Peut-on rire de tout sur Internet ?

« On peut rire de tout mais pas avec n’importe qui» disait Pierre Desproges [1]. Alors peut-on faire de cette citation un adage juridique applicable à Internet?

En publiant, un trait d’humour sur Internet, une personne fait usage de sa liberté d’expression, laquelle est protégée par la Constitution [2]. Mais cette liberté comporte des limites. Par exemple, la diffamation ou l’injure [3].
L’abus du droit de libre expression ne se limite pas à ces incriminations pénales précisément envisagées par la loi. Il est susceptible de revêtir un champ beaucoup plus large sur le fondement de l’article 1382 du Code Civil.

Le Code de la Propriété Intellectuelle vient lui aussi apporter des tempéraments à la liberté d’expression, notamment en matière de droit des marques [4] et de droit d’auteur [5]. Dans les deux cas, la liberté d’expression trouve donc une limite qui est la contrefaçon.

Le Code de la Propriété Intellectuelle vient néanmoins reconnaître, en matière de droit d’auteur, l’exception de pastiche[6]

En application de ce droit à la parodie posé par le législateur, peut-on alors rire de tout sur Internet ?
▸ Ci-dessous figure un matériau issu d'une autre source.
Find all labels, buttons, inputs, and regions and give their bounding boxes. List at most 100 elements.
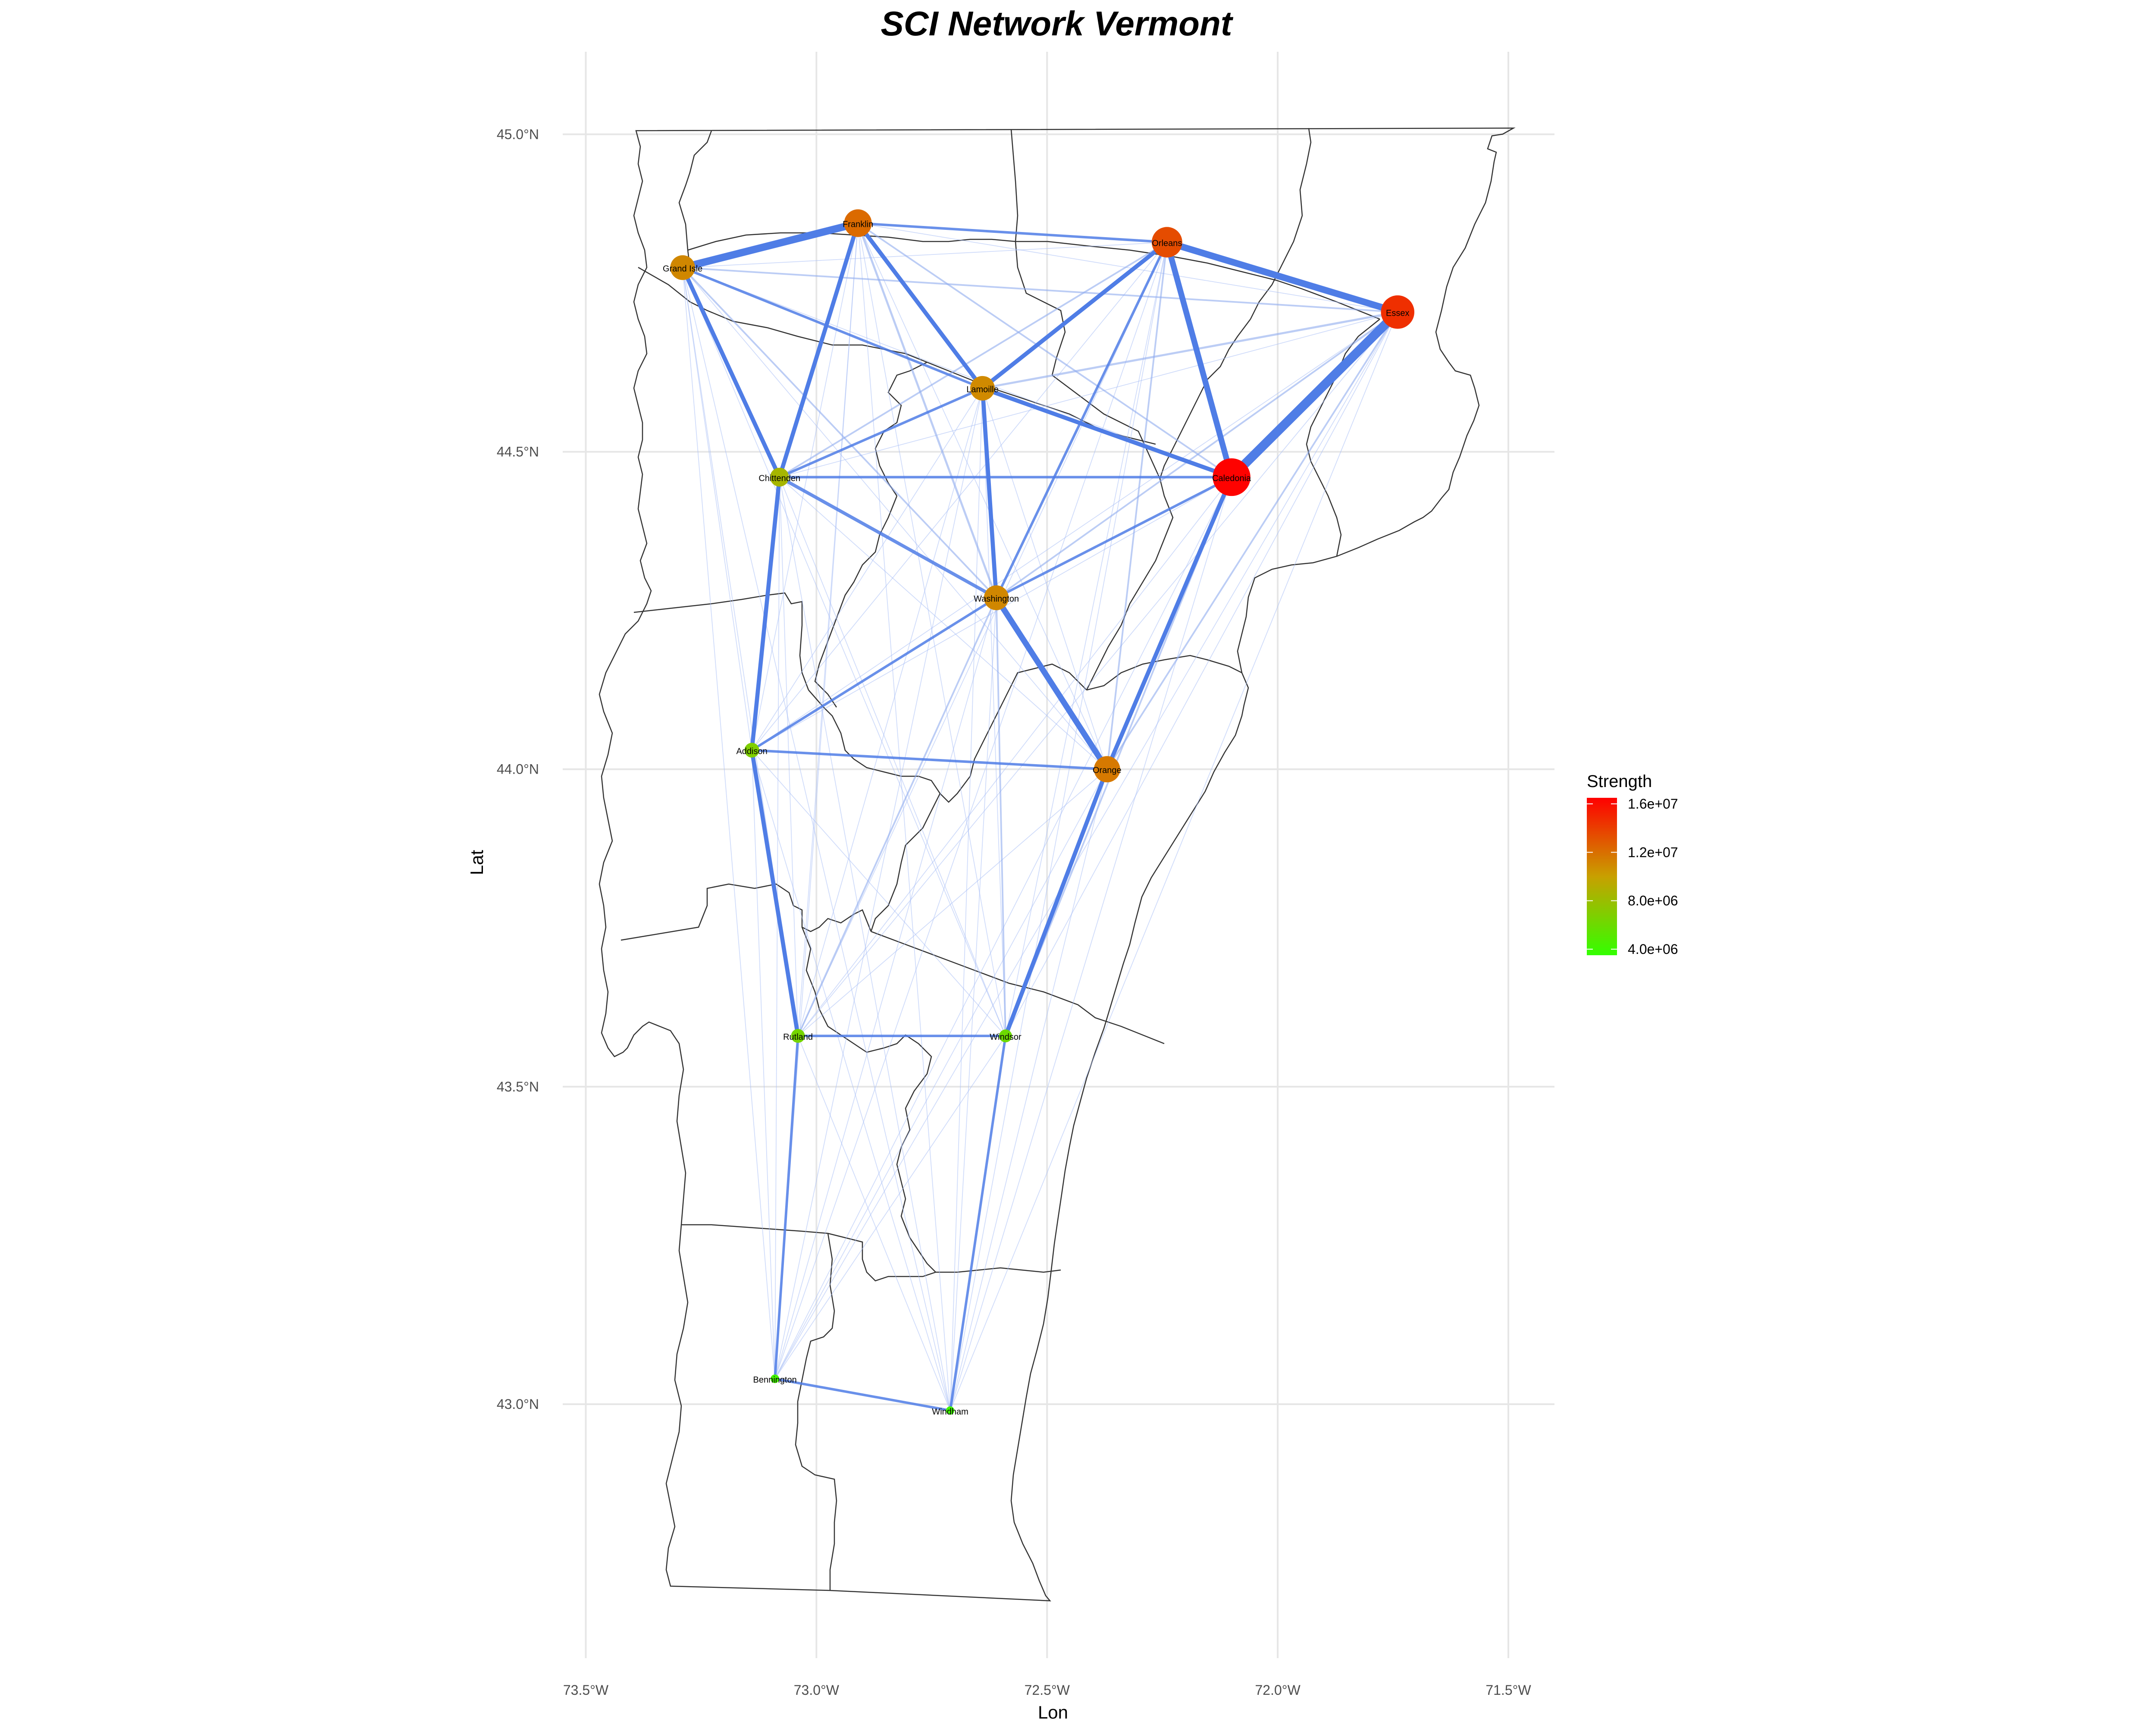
node-essex bbox=[1381, 295, 1415, 329]
edge-strong bbox=[1164, 239, 1235, 480]
edge-weak bbox=[982, 388, 1108, 770]
edge-weak bbox=[774, 769, 1108, 1379]
edge-weak bbox=[683, 242, 1167, 268]
edge-strong bbox=[1106, 311, 1399, 770]
edge-weak bbox=[950, 242, 1168, 1411]
edge-weak bbox=[774, 242, 1168, 1379]
node-label: Grand Isle bbox=[663, 264, 702, 274]
edge-weak bbox=[682, 267, 752, 750]
legend-tick-label: 8.0e+06 bbox=[1628, 893, 1678, 909]
county-line bbox=[866, 1034, 936, 1273]
county-line bbox=[678, 130, 712, 268]
node-lamoille bbox=[970, 376, 995, 401]
county-line bbox=[814, 496, 898, 708]
county-line bbox=[801, 927, 867, 1053]
legend-colorbar bbox=[1587, 798, 1617, 955]
edge-strong bbox=[680, 265, 782, 480]
edge-strong bbox=[981, 311, 1399, 389]
legend-tick-label: 1.2e+07 bbox=[1628, 844, 1678, 860]
node-label: Chittenden bbox=[758, 474, 800, 483]
edge-strong bbox=[993, 595, 1110, 772]
edge-weak bbox=[797, 242, 1168, 1036]
county-line bbox=[795, 1233, 837, 1590]
county-line bbox=[1015, 241, 1066, 376]
edge-strong bbox=[774, 1377, 952, 1412]
county-line bbox=[620, 883, 872, 941]
edge-strong bbox=[980, 240, 1169, 391]
edge-weak bbox=[950, 388, 983, 1411]
edge-weak bbox=[797, 388, 983, 1036]
y-tick-label: 43.5°N bbox=[497, 1079, 539, 1095]
legend-tick-label: 1.6e+07 bbox=[1628, 796, 1678, 812]
legend-ticks: 4.0e+06 8.0e+06 1.2e+07 1.6e+07 bbox=[1587, 796, 1678, 957]
edge-strong bbox=[777, 475, 998, 600]
edge-strong bbox=[980, 386, 999, 600]
x-tick-label: 72.0°W bbox=[1255, 1682, 1300, 1698]
edge-weak bbox=[682, 267, 775, 1379]
weak-edges bbox=[682, 223, 1398, 1411]
node-label: Essex bbox=[1386, 309, 1409, 318]
y-axis-title: Lat bbox=[467, 850, 487, 875]
edge-strong bbox=[774, 1035, 799, 1380]
county-line bbox=[808, 663, 1087, 803]
edge-strong bbox=[778, 241, 1168, 478]
node-label: Windham bbox=[932, 1407, 968, 1417]
x-axis-title: Lon bbox=[1038, 1702, 1068, 1722]
edge-weak bbox=[682, 267, 951, 1411]
edge-weak bbox=[797, 312, 1398, 1036]
node-label: Windsor bbox=[990, 1032, 1022, 1042]
edge-weak bbox=[682, 267, 1108, 770]
edge-strong bbox=[857, 222, 1233, 478]
edge-weak bbox=[950, 312, 1398, 1411]
edge-weak bbox=[797, 477, 1232, 1036]
edge-strong bbox=[856, 222, 1169, 244]
edge-strong bbox=[995, 476, 1233, 599]
node-label: Lamoille bbox=[966, 385, 998, 394]
y-tick-label: 43.0°N bbox=[497, 1396, 539, 1412]
x-tick-label: 72.5°W bbox=[1025, 1682, 1070, 1698]
edge-strong bbox=[1227, 307, 1402, 482]
edge-weak bbox=[682, 267, 1232, 478]
edge-weak bbox=[779, 477, 1107, 770]
axes: 73.5°W 73.0°W 72.5°W 72.0°W 71.5°W 43.0°N43.… bbox=[467, 126, 1531, 1722]
edge-weak bbox=[858, 223, 1398, 313]
edge-weak bbox=[751, 750, 951, 1411]
edge-weak bbox=[774, 1035, 1006, 1379]
county-line bbox=[1010, 129, 1018, 242]
node-washington bbox=[984, 585, 1009, 610]
edge-weak bbox=[797, 769, 1107, 1036]
edge-strong bbox=[682, 267, 1399, 313]
edge-strong bbox=[857, 222, 998, 599]
node-franklin bbox=[844, 209, 872, 237]
node-orleans bbox=[1151, 227, 1182, 258]
edge-weak bbox=[779, 477, 951, 1411]
y-tick-label: 44.0°N bbox=[497, 762, 539, 777]
x-tick-label: 73.5°W bbox=[563, 1682, 609, 1698]
node-chittenden bbox=[770, 467, 789, 487]
legend-title: Strength bbox=[1587, 772, 1652, 791]
county-line bbox=[874, 361, 928, 496]
node-label: Washington bbox=[974, 594, 1019, 604]
edge-strong bbox=[1163, 239, 1401, 316]
edge-strong bbox=[856, 221, 985, 391]
edge-weak bbox=[751, 223, 859, 750]
edge-strong bbox=[750, 596, 998, 752]
edge-weak bbox=[1005, 312, 1398, 1036]
edge-weak bbox=[774, 388, 983, 1379]
county-line bbox=[871, 931, 1165, 1044]
county-line bbox=[1306, 319, 1380, 557]
edge-strong bbox=[778, 387, 984, 479]
y-tick-labels: 43.0°N 43.5°N 44.0°N 44.5°N 45.0°N bbox=[497, 126, 539, 1412]
edge-strong bbox=[1106, 241, 1168, 770]
node-label: Orleans bbox=[1152, 239, 1182, 248]
edge-strong bbox=[750, 749, 1109, 771]
edge-weak bbox=[779, 477, 799, 1036]
strong-edges bbox=[679, 219, 1402, 1412]
node-label: Addison bbox=[736, 747, 767, 756]
node-label: Caledonia bbox=[1212, 474, 1251, 483]
edge-strong bbox=[797, 597, 997, 1037]
edge-weak bbox=[1005, 242, 1168, 1036]
edge-weak bbox=[779, 311, 1398, 478]
node-caledonia bbox=[1213, 458, 1250, 496]
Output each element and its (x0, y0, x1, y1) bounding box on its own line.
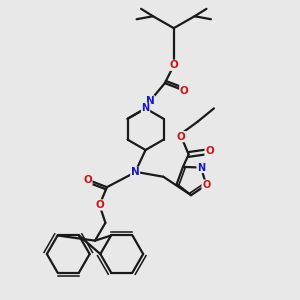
Text: N: N (146, 96, 154, 106)
Text: O: O (180, 85, 189, 96)
Text: N: N (142, 103, 150, 113)
Text: N: N (131, 167, 140, 177)
Text: O: O (205, 146, 214, 157)
Text: O: O (95, 200, 104, 210)
Text: O: O (83, 175, 92, 185)
Text: O: O (177, 132, 186, 142)
Text: O: O (202, 180, 210, 190)
Text: N: N (197, 163, 205, 172)
Text: O: O (169, 60, 178, 70)
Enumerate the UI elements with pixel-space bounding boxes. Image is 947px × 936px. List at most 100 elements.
1. On peut rire de tout sur Internet…

Les juges français ont à plusieurs reprises été amenés à se prononcer sur des parodies publiées sur Internet par des associations.
La  jurisprudence offre en effet des exemples de décisions rendues dans des litiges opposant des associations (Greenpeace et le réseau Voltaire) ayant utilisé Internet pour diffuser des caricatures de logos de grandes marques (Danone, Areva et Esso) et les sociétés détentrices de ces marques.
La première constatation qui s’impose est que le fondement de la contrefaçon est impuissant à prohiber le détournement humoristique des marques dans ce type d’affaires.
Ainsi, dans une affaire opposant le réseau voltaire au Groupe Danone, par un arrêt du 30 avril 2003, la Cour d’appel de Paris a estimé que des caricatures du logo de Danone publiées par le réseau voltaire sur un site internet intitulé jeboycottedanone.com n’étaient pas de nature à « induire le public en erreur quant à l’identité des auteurs de la communication ».
De même, les sociétés Areva et Esso, dans les contentieux qui les opposaient toutes deux à l’association Greenpeace (celle-ci ayant caricaturé les logos de celles-là sur son site Internet) avaient fait valoir la contrefaçon, mais sans succès. La Cour d’appel de Paris a débouté les deux sociétés aux motifs que les caricatures de Greenpeace ne reproduisaient pas à l’identique les marques semi figuratives d’Esso et d’Areva et, partant, n’engendraient aucun risque de confusion dans l’esprit du public, condition sine qua non de l’application de l’article L.713-3 du Code de la propriété intellectuelle [7].
Mais l’absence de risque de confusion dans l’esprit du public n’est pas le seul fondement de nature à faire échec à l’application de l’article L.713-3 du Code de la propriété intellectuelle. Ainsi, dans les deux arrêts ayant débouté Areva et Esso de leur action en contrefaçon, la Cour d’appel de Paris rappelle que la contrefaçon exige que l’usage répréhensible ait lieu dans la vie des affaires et vise à promouvoir la commercialisation de produits ou de services concurrents. Ce qui n’était pas le cas en l’espèce. La Cour de cassation a également considéré, dans un arrêt du 8 avril 2008, que les associations avaient agi « conformément à leur objet, dans un but d’intérêt général et de santé publique, et par des moyens proportionnés à cette fin » [8].
Ce faisant, la Cour de cassation dégage une conception étroite de la notion d’abus du droit de libre expression. Mais surtout, il s’agit d’une véritable consécration d’un droit à l’humour et à la satire, de nature à faire reculer le seuil de la faute au bénéfice des associations qui poursuivent un but d’intérêt général et/ou de santé publique et qui font un usage purement polémique et étranger à la vie des affaires des caricatures qu’elles publient sur Internet.
Mais peut-on vraiment rire de tout sur Internet ? Rien n’est moins sûr.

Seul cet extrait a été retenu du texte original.